Eighteenth-century France had a particular interest in identifying and celebrating its 'great men', the model individuals through whom it defined its national identity. Across the century, authors, statesmen, scientists and artists were celebrated by the state, in a cult of glory that culminated in the creation of the secular temple of the Panthéon in 1791. Yet the eighteenth century is also acknowledged as the starting point of a very different sort of recognition: the widespread curiosity in a public figure's private life that lies at the heart of modern celebrity culture.
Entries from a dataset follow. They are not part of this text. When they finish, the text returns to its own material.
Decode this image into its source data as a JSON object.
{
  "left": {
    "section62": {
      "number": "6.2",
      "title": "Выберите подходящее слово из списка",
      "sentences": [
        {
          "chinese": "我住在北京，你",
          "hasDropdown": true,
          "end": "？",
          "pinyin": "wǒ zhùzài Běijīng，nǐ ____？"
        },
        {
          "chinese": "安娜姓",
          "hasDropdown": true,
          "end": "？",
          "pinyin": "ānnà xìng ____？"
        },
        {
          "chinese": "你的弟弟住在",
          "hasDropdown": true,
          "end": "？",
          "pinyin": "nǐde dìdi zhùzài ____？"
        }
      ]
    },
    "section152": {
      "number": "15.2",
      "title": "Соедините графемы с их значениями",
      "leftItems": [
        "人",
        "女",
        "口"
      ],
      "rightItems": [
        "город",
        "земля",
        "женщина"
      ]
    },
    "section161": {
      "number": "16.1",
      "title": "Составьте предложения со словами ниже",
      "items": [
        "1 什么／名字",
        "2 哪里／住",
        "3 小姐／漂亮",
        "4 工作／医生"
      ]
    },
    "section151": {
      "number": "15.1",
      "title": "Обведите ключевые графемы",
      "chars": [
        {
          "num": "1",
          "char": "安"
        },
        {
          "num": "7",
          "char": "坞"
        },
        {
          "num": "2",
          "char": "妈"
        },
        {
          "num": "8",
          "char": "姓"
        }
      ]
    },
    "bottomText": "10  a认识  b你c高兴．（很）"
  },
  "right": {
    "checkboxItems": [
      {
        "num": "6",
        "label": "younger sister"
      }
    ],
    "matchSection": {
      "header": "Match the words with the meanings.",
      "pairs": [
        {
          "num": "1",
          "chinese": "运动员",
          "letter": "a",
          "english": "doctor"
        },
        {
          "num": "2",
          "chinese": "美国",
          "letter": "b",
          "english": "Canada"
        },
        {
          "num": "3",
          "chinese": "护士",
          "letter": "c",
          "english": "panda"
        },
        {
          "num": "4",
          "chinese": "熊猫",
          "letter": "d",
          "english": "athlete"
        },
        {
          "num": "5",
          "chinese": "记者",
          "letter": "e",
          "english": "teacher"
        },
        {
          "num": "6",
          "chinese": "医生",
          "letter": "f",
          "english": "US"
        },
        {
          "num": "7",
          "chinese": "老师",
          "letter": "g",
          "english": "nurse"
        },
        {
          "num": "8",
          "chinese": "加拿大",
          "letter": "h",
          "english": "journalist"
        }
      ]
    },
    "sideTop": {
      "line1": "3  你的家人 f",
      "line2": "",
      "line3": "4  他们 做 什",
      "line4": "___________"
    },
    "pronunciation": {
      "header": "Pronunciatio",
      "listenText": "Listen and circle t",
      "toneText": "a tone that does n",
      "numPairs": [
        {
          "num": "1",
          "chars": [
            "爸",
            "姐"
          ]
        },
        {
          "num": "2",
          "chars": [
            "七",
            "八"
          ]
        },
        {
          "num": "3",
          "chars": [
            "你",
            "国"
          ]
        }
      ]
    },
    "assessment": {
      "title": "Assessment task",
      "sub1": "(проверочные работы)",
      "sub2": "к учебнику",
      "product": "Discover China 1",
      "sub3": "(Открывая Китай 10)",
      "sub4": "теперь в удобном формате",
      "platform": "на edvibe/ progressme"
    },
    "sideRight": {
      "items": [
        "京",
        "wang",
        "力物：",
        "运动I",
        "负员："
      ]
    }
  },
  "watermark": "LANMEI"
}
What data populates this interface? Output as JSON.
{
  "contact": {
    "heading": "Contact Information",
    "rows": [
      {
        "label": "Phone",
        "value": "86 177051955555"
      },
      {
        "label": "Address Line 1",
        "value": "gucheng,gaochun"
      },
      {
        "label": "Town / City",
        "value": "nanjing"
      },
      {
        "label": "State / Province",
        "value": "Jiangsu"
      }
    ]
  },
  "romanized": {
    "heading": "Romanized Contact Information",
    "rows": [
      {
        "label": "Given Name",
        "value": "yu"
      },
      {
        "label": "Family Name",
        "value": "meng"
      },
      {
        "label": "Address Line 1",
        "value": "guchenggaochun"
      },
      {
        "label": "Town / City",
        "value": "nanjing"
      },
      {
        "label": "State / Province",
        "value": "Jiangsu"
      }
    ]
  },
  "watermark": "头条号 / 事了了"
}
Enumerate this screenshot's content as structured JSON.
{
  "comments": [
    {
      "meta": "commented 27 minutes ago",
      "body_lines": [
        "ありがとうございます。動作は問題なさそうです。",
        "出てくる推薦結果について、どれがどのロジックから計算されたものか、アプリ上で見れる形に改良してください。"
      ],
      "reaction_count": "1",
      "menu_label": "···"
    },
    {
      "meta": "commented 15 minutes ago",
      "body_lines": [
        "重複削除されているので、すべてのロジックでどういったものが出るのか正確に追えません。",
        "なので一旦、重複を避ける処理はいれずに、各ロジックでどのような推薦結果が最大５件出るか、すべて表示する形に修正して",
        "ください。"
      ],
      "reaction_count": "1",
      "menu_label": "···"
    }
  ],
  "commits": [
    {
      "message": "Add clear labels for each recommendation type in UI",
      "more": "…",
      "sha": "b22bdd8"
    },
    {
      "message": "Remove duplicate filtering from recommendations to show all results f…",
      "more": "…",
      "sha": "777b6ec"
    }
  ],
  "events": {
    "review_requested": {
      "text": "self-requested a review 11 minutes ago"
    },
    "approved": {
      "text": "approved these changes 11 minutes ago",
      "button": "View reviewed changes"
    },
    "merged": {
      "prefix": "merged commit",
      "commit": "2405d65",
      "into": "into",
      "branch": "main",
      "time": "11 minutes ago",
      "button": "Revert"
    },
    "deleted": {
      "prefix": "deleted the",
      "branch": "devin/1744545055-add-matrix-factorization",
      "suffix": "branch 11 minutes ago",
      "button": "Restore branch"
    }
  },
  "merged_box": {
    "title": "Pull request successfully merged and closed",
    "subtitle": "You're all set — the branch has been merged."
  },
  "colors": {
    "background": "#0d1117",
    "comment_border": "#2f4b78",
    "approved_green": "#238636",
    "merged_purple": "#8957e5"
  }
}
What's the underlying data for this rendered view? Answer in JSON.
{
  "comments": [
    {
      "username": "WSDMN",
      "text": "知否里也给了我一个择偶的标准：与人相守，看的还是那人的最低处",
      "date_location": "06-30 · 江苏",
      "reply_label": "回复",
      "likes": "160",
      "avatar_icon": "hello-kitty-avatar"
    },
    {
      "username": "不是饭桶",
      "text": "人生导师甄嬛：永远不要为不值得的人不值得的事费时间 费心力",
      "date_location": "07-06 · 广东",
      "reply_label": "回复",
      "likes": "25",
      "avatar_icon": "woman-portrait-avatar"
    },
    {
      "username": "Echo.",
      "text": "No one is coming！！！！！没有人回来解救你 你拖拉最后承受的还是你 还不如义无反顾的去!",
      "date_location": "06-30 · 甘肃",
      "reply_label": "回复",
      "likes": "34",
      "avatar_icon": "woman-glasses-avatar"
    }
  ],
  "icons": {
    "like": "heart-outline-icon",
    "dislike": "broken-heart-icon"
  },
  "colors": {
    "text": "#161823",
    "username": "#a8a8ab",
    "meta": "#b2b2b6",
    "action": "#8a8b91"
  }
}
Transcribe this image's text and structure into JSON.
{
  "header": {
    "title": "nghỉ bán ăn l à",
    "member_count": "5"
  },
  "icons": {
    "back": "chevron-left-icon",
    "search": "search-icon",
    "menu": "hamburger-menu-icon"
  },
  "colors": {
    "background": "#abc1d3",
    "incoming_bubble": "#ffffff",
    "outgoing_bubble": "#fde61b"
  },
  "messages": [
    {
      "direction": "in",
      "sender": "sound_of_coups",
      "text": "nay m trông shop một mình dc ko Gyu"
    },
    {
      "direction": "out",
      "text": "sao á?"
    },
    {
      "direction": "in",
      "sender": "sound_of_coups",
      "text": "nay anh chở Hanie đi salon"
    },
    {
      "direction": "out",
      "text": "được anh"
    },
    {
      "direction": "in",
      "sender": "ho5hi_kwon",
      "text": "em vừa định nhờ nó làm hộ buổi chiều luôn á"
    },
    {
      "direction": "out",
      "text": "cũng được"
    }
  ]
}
The relationship between these two is complex, and is not yet well understood. Rousseau and Voltaire incarnated these two burgeoning forms of fame. Undisputed celebrities in their lifetimes, they were also early occupants of the Panthéon, surviving the political turmoil that saw revolutionary politicians ceremonially buried and subsequently ejected from the monument with shocking speed. This article examines the literary discourse that surrounded their deaths in 1778 and their later inclusion in the Panthéon, analysing the use that was made of their textual remains and considering how far their glorious posthumous status related to their public image in life. Using these brief case studies, I suggest that authors occupy a privileged place in the conversion of lifetime celebrity into enduring posthumous fame, not only-as has traditionally been argued-thanks to the durability of the text, but also because of its flexibility and a created intimacy that mimics the process by which literary celebrity is created in life.